SBY Minta Peran Aktif Masyarakat Cegah 'Serangan' Balik Teroris

- detikNews
Jumat, 17 Jun 2011 00:19 WIB
Tokyo - Kekhawatiran muncul setelah vonis 15 tahun penjara bagi Abu Bakar Ba'asyir. Para pendukungnya yang tidak terima bisa saja melancarkan aksi serangan.
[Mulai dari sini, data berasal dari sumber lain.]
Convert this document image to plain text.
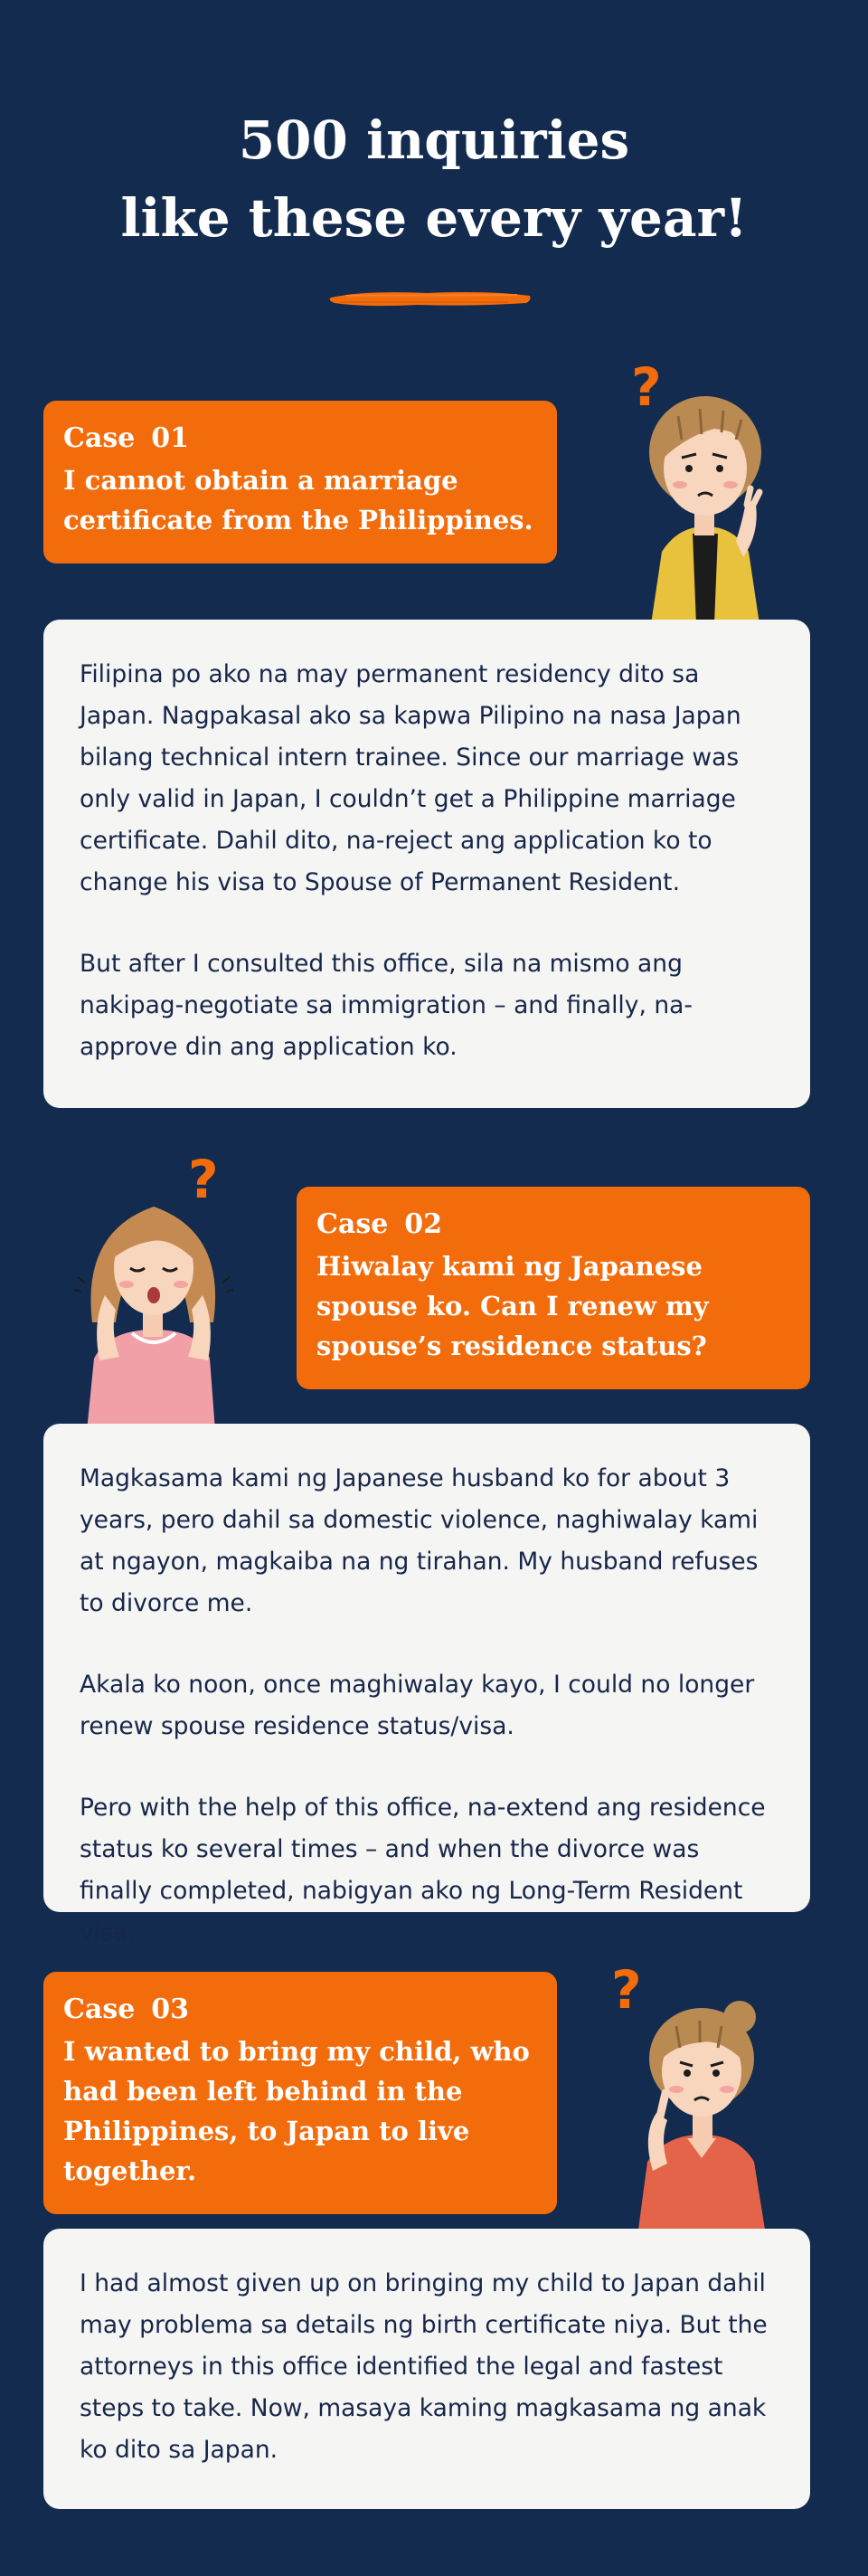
500 inquiries
like these every year!
Case 01
I cannot obtain a marriage
certificate from the Philippines.
?

Filipina po ako na may permanent residency dito sa Japan. Nagpakasal ako sa kapwa Pilipino na nasa Japan bilang technical intern trainee. Since our marriage was only valid in Japan, I couldn’t get a Philippine marriage certificate. Dahil dito, na-reject ang application ko to change his visa to Spouse of Permanent Resident.

But after I consulted this office, sila na mismo ang nakipag-negotiate sa immigration – and finally, na-approve din ang application ko.

?
Case 02
Hiwalay kami ng Japanese
spouse ko. Can I renew my
spouse’s residence status?

Magkasama kami ng Japanese husband ko for about 3 years, pero dahil sa domestic violence, naghiwalay kami at ngayon, magkaiba na ng tirahan. My husband refuses to divorce me.

Akala ko noon, once maghiwalay kayo, I could no longer renew spouse residence status/visa.

Pero with the help of this office, na-extend ang residence status ko several times – and when the divorce was finally completed, nabigyan ako ng Long-Term Resident visa.

Case 03
I wanted to bring my child, who
had been left behind in the
Philippines, to Japan to live
together.
?

I had almost given up on bringing my child to Japan dahil may problema sa details ng birth certificate niya. But the attorneys in this office identified the legal and fastest steps to take. Now, masaya kaming magkasama ng anak ko dito sa Japan.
Guna mencegah hal ini, Presiden Susilo Bambang Yudhoyono (SBY) meminta ada peran aktif masyarakat.

"Seraya pemerintah akan terus menjalankan tugasnya, harapan saya para pemuka agama, tokoh masyarakat, orang tua juga aktif untuk menjalankan tugasnya. Demikian seruan saya," kata Presiden SBY.

Hal tersebut dia sampaikan saat jumpa pers di Hotel Imperial, Tokyo, Jepang, Kamis (16/6/2011). Hadir dalam acara jumpa pers para menteri dan staf dari Kedutaan besar Indonesia di Jepang.

SCROLL TO CONTINUE WITH CONTENT

SBY menambahkan, masih banyak rakyat Indonesia yang tidak menyukai kekerasan. Namun, mereka memilih diam. Sebaliknya, para pendukung Ba'asyir meski sedikit tapi kerap mendapat porsi pemberitaan sehingga terlihat besar.

Karena itu, program deradikalisasi bagi teroris dianggap perlu. Mulai dari tokoh agama, orang tua, hingga aparat harus bekerjasama untuk memastikan umat atau anggota keluarga mereka bebas dari ajaran yang salah.

"Pemerintah tentu demikian juga untuk melakukan hal yang sama, perlu ada pelurusan ajaran agama yang benar. Perlu ada deradikalisasi," tegasnya.

Ba'asyir divonis 15 tahun penjara oleh hakim Pengadilan Negeri Jakarta Selatan. Sebelumnya, Ba'asyir dituntut hukuman seumur hidup oleh jaksa penuntut umum (JPU).

"Menyatakan terdakwa telah terbukti bersalah melakukan tindak pindana terorisme dalam dakwaan subsider. Menjatuhkan pidana dengan pidana penjara selama 15 tahun," ucap Ketua Majelis Hakim Herry Swantoro dalam sidang pembacaan vonis di PN Jaksel.